The purpose of reviewing is a tricky issue faced by all gaming writers, from those who have a 10-page glossy spread in a mag to the forum-goer who drops the occasional piece in the user review section. It’s something I have to consider all over again for every review that I do. Am I meant to inform, entertain, stir up debate or find a unique position? Should I try to uncover some sort of objective truth in games and lay these facts before the reader, or present my own experiences and forget about the unrealistic goal of impartiality? It’s a topic that I could get a lot of words out of, but that’s for another time.

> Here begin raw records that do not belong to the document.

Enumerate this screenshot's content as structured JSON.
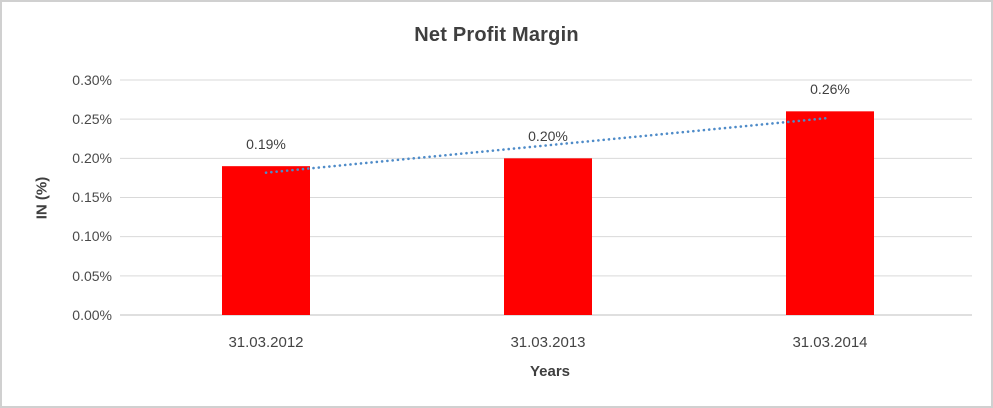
{
  "chart_data": {
    "type": "bar",
    "title": "Net Profit Margin",
    "xlabel": "Years",
    "ylabel": "IN (%)",
    "categories": [
      "31.03.2012",
      "31.03.2013",
      "31.03.2014"
    ],
    "values": [
      0.19,
      0.2,
      0.26
    ],
    "data_labels": [
      "0.19%",
      "0.20%",
      "0.26%"
    ],
    "y_ticks": [
      "0.30%",
      "0.25%",
      "0.20%",
      "0.15%",
      "0.10%",
      "0.05%",
      "0.00%"
    ],
    "ylim": [
      0,
      0.3
    ],
    "unit": "%",
    "grid": true,
    "legend": false,
    "bar_color": "#ff0000",
    "gridline_color": "#d9d9d9",
    "axis_line_color": "#bfbfbf",
    "trendline": {
      "type": "linear",
      "style": "dotted",
      "color": "#4e8bc8"
    }
  }
}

The catalyst for this little post was a review of Shogun 2, the latest of Creative Assembly’s Total War games, on my favourite web haunt The Escapist. Not having played the full game yet (fun demo though) I can’t judge its accuracy, but I found 99% of it to be quality work, conveying the author’s enthusiasm for the series but unafraid to point out its errors. The only problem I had with it was the score.
Whatever you use, be it a 0-10 scale, stars or some other system, scoring is flawed. It’s probably the most arbitrary section of the review, but when put onto Metacritic it becomes the ultimate barometer of a game’s success, with the aggregated scores from across the gaming press supposedly coming as close to objectivity as is realistically possible. Personally, I dislike scoring. In recent reviews for Gamedot, I gave Magicka an eight out of ten whilst scoring Test Drive Unlimited 2 as a seven. Guess which one I vastly prefer? Test Drive, obviously: I’ll rack up so many more enjoyable hours cruising around Ibiza in my Aston Martin DBS than I will zapping monsters with a fire-lightning-arcane beam (despite its destructive awesomeness). I don’t see this discrepancy as my failure to score things correctly, but as the unfortunate, inevitable result of utilising scoring in the first place.
The Escapist’s Shogun 2 reviewer, despite raising flaws from ‘inconsistent performance to terrible pathfinding to late-game overload’, awarded the game five stars out of five. I’ve no problem with this as such, since the site has always leant to the side of subjectivity, but the review will now be posted as a perfect 100 score on Metacritic, giving a thin veneer of perfection to the game and possibly misleading consumers looking to advice on what to buy. The only way to remove these problems once and for all is to ditch scoring altogether.